The state’s political leadership “will push back on the federal regulatory overreach that threatens our ability to provide power to our state, fuel our economy and maintain a high quality of life for the people [of] the state,” states a new resolution introduced Wednesday in the Utah Legislature by House Majority Leader Mike Schultz, R-Hooper.

Endorsing the legal action initiated by Utah. Gov. Spencer Cox and Attorney General Sean Reyes, HCR9 contends Utah’s “measured, all-of-the-above energy policy” has driven the state’s economic prosperity through the generation of reliable and affordable electrical power, but now its grid is under assault by an imperious federal overreach.

“The state should fight for a responsible energy policy that embraces efficiency and is based in reality,” the resolution states. “The state should stand in the way of the federal government’s egregious power grab that harms the state’s citizens.”

Environmental advocates blasted the state’s stance as “disgraceful.

“The state has repeatedly abdicated their duty to cut pollution from major sources,” said Lindsay Beebe, a Utah-based representative of Sierra Club’s Beyond Coal campaign, “and now when ethical public servants at the EPA come to do their job for them, Utah’s elected leaders double-down on a strategy to keep Utah polluted.”

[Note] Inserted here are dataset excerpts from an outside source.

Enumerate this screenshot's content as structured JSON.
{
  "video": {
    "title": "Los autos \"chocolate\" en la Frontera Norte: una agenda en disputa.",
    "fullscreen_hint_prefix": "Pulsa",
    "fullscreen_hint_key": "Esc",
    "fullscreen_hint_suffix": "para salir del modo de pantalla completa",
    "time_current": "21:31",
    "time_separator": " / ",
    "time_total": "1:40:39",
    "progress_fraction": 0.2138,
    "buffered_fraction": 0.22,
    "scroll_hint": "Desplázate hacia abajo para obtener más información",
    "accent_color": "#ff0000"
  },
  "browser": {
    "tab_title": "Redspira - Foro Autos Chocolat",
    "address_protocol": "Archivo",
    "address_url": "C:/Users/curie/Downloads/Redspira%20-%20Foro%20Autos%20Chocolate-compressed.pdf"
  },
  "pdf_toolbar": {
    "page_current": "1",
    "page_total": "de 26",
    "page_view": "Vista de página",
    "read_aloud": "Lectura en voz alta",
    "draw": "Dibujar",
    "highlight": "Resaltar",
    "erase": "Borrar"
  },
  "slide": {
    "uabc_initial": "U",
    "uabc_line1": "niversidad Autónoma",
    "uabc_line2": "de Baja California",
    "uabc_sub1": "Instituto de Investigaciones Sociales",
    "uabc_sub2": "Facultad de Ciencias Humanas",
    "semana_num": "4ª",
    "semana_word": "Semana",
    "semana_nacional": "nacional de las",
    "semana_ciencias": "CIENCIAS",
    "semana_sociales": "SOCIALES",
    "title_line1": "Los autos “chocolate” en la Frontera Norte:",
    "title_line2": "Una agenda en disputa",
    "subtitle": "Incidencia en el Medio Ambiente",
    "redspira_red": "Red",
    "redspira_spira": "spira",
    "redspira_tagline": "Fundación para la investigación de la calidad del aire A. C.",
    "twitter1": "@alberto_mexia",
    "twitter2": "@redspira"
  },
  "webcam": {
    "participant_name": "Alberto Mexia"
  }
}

She noted Utah leaders have made loud pronouncements about the value of human life and environmental stewardship, yet they fight rules aimed at improving air quality and public health. The state’s recent actions, Beebe said, “demonstrate clearly that they value the profit margins of corporate polluters more, and are willing to sacrifice our tax dollars, respiratory health, and climate to that end.”

Early in the 2023 legislative session, GOP lawmakers pledged $2 million — at the request of Rocky Mountain Power, Utah’s largest electrical provider supplying most of the state — toward a legal fight against the EPA’s push to require states to reduce emissions that are contributing to unhealthy ozone levels in downwind neighboring states.

That appropriation, which is on the Legislature’s priority funding list expected to be approved this session, would be used to pay outside lawyers to help Reyes’ staff wage various legal challenges to EPA’s ozone rulemaking, which has gotten more strict under the Biden administration.

Under Biden, the EPA’s so-called “good neighbor” rule was expanded to require Utah and other states to limit emissions within their borders that are causing excessive ozone in other states. The 21 states the EPA has determined are out of compliance with the rule include Utah’s upwind neighbors California and Nevada.

The complete list runs the United States’ geographic and political spectrums. The EPA has proposed including Wyoming, where Rocky Mountain Power operates several coal-fired units, but it has deferred making a final determination for the Cowboy State.

On Monday, Reyes filed Utah’s petition with the federal 10th Circuit Court of Appeals, listing the Utah firm Holland & Hart and Washington, D.C.-based William Wehrum as counsel.

A one-time fossil fuel industry attorney, Wehrum headed the EPA’s Office of Air and Radiation under President Donald Trump and helped engineer that administration’s efforts to roll back action on climate change.

He resigned in June 2019 as Congress began investigating his alleged contacts with former clients, according to Inside Climate News. Internal EPA documents indicated he was crafting a program of deregulation in collaboration with a coalition of power generators that was a client of Wehrum’s former law firm.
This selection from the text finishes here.